Authored by Dr Mary Lowth, 24 Feb 2017

Patient is a certified member of
The Information Standard

Reviewed by:
Dr Helen Huins, 24 Feb 2017

Because the conjunctiva does not cover the iris and pupil, conjunctivitis should not affect light getting into the eye and should not affect vision.

The symptoms of infective conjunctivitis are generally very mild.

Vision can appear blurred or misted because of discharge smeared over the surface of the eye, but this will usually clear on blinking or wiping the eyes.

Because the conjunctiva (unlike the cornea, which covers the iris and pupil) is not very sensitive, conjunctivitis is usually uncomfortable rather than painful.

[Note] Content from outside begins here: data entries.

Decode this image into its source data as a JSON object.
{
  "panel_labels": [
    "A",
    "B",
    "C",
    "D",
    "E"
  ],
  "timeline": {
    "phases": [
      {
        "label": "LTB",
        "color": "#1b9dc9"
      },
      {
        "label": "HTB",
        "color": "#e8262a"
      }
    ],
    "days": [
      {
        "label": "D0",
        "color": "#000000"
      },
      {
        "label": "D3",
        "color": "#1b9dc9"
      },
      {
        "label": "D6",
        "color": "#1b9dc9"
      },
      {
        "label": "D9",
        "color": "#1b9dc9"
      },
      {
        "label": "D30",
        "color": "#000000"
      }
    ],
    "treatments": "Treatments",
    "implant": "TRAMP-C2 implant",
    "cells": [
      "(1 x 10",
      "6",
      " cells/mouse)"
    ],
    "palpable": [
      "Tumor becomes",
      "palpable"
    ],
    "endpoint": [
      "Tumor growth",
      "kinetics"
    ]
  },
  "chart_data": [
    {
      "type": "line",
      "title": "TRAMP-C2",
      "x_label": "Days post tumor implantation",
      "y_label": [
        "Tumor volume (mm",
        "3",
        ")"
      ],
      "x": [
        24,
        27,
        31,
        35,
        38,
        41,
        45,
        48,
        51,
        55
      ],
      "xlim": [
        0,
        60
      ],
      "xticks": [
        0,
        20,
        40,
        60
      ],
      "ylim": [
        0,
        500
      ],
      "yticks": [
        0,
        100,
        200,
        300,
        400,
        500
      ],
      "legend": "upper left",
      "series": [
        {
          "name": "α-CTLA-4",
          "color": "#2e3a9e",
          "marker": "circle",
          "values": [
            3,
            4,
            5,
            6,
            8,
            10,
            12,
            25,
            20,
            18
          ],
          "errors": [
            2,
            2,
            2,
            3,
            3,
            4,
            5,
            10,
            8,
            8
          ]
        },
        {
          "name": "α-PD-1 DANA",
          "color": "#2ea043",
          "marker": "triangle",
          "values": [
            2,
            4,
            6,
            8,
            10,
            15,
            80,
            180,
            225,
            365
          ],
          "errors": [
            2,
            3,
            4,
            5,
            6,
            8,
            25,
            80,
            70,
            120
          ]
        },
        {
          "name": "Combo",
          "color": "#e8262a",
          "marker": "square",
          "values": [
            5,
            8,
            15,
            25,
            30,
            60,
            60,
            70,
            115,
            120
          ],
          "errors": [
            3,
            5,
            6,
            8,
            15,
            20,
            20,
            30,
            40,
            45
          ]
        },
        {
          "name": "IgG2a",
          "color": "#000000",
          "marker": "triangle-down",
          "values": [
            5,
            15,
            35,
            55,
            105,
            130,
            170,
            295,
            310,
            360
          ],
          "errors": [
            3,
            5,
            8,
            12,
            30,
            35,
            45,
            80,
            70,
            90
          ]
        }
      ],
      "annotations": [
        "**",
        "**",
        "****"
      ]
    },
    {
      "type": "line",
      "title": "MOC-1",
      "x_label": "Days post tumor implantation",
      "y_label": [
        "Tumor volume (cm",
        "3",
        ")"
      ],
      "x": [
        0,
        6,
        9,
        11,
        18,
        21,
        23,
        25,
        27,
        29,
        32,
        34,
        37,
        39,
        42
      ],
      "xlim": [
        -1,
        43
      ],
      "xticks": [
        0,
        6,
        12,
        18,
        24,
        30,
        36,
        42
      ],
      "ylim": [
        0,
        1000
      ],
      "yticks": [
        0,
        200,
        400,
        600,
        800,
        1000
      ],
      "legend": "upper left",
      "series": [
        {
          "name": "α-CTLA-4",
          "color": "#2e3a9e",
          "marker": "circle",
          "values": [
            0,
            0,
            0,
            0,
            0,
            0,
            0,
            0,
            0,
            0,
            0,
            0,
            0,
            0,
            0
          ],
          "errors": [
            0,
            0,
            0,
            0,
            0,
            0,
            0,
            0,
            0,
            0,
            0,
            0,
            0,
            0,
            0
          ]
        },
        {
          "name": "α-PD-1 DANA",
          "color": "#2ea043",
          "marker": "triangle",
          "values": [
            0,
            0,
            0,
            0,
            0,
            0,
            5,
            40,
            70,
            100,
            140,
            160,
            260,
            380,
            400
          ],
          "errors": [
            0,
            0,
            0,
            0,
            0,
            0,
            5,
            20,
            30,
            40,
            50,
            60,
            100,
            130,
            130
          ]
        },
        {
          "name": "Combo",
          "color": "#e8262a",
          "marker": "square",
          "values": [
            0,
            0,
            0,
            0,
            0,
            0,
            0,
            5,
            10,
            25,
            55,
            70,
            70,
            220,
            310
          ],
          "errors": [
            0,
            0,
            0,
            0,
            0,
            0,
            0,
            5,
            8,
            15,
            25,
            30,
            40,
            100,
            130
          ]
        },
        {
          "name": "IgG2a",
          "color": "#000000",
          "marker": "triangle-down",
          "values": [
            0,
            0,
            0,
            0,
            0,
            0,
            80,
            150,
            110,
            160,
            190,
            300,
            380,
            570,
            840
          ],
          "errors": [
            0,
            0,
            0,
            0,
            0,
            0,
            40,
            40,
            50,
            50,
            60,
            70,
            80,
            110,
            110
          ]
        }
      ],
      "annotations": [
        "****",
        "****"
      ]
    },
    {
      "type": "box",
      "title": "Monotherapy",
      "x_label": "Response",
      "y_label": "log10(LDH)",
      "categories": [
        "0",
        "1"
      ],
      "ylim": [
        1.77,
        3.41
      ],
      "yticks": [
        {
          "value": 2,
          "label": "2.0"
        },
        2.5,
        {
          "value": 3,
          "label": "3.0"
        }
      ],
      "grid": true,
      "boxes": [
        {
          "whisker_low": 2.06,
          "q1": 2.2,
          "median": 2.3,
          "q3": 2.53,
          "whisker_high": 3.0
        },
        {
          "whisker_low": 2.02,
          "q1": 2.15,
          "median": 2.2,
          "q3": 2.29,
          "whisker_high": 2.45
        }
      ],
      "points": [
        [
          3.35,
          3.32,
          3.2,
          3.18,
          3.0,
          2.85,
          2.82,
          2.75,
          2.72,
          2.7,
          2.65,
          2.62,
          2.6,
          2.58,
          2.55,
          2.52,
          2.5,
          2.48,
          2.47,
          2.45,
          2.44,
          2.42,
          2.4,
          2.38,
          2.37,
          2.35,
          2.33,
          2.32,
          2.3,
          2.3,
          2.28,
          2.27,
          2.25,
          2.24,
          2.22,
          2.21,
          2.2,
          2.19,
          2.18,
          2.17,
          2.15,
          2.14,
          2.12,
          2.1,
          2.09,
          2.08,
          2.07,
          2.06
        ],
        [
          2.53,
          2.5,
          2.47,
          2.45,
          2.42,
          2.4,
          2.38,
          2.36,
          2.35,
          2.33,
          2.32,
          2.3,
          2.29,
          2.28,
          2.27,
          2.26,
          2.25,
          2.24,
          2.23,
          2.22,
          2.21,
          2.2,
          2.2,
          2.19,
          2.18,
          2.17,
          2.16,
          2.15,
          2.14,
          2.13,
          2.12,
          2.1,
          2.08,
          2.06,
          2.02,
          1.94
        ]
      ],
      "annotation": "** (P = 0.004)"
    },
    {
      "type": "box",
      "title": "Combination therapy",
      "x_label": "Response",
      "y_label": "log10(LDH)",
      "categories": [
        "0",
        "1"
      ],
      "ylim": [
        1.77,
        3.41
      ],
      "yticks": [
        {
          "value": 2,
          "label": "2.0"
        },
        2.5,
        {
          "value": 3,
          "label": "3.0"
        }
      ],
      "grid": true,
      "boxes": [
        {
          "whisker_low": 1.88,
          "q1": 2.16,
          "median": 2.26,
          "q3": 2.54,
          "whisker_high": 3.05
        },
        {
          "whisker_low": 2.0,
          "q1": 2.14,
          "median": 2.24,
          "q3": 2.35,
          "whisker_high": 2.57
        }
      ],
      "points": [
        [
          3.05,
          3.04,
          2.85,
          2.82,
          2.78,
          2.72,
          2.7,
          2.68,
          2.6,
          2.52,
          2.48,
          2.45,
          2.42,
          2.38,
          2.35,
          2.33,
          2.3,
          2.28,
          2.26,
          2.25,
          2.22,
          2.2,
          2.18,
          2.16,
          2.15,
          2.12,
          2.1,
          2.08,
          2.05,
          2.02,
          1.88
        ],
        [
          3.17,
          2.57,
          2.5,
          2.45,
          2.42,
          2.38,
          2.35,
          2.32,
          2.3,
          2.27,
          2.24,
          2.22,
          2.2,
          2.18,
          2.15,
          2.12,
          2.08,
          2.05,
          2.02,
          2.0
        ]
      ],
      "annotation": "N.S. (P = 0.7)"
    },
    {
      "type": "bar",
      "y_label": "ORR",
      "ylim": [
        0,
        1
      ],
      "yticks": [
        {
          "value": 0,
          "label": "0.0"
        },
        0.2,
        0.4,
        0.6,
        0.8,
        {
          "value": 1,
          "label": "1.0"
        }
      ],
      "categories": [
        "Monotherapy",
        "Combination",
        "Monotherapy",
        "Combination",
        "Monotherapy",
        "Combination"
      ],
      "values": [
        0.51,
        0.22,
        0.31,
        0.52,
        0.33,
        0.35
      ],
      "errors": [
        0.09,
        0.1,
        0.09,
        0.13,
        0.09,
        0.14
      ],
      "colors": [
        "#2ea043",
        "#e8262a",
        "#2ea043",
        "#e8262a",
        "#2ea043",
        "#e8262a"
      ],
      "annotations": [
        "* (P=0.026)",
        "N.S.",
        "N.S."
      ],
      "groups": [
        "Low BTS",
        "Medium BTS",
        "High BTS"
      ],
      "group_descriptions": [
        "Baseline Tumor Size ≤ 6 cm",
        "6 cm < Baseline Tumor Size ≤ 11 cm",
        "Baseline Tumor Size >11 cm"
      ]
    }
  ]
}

  • The main symptom of infective conjunctivitis is 'pink eye'. The eye looks pink or red.
  • Infective conjunctivitis often begins most obviously in one eye but quickly spreads to both eyes. The whites of the eyes look inflamed.
  • The eyes may feel gritty and may water more than usual.
  • Some mild soreness may develop, particularly if you rub the eyes.
  • The eyelids may become swollen. They may be stuck together with gluey material (discharge) after a sleep. This is particularly common in bacterial conjunctivitis.
  • Vision is not normally affected. You may develop some blurring of vision, due to discharge at the front of the eye. However, this clears with blinking.

Conjunctivitis does not normally require a healthcare professional to diagnose it. You will realise that you (or your child) have conjunctivitis if you have the signs and symptoms above. However, if you have a pink or red eye with any of the symptoms below, you should seek medical advice as they suggest a different problem.

You should also, always, seek medical advice if you suspect conjunctivitis in a newborn baby. Note: whilst a sticky eye due a blocked tear duct is a very common condition in babies, this condition does not cause reddening of the conjunctiva.

You should always seek medical advice if your suspected conjunctivitis is particularly painful, or the discharge is particularly profuse. You may still be correct that you have conjunctivitis, but you may have one of the rare but more serious causes, or you may have another condition in addition to conjunctivitis.

Conjunctivitis should NOT be accompanied by any of the following symptoms:

  • Changes in your vision other than smearing.
  • Severe pain in the eye.
  • Inability to open the eye due to pain.
  • Extreme sensitivity to light in the eye.
  • Loss of the ability to focus.
  • Distorted images.
  • Flashing lights.
  • Headache.
  • Being sick (vomiting).

These or any other severe symptoms suggest another cause for your eye symptoms, and you should seek medical advice urgently.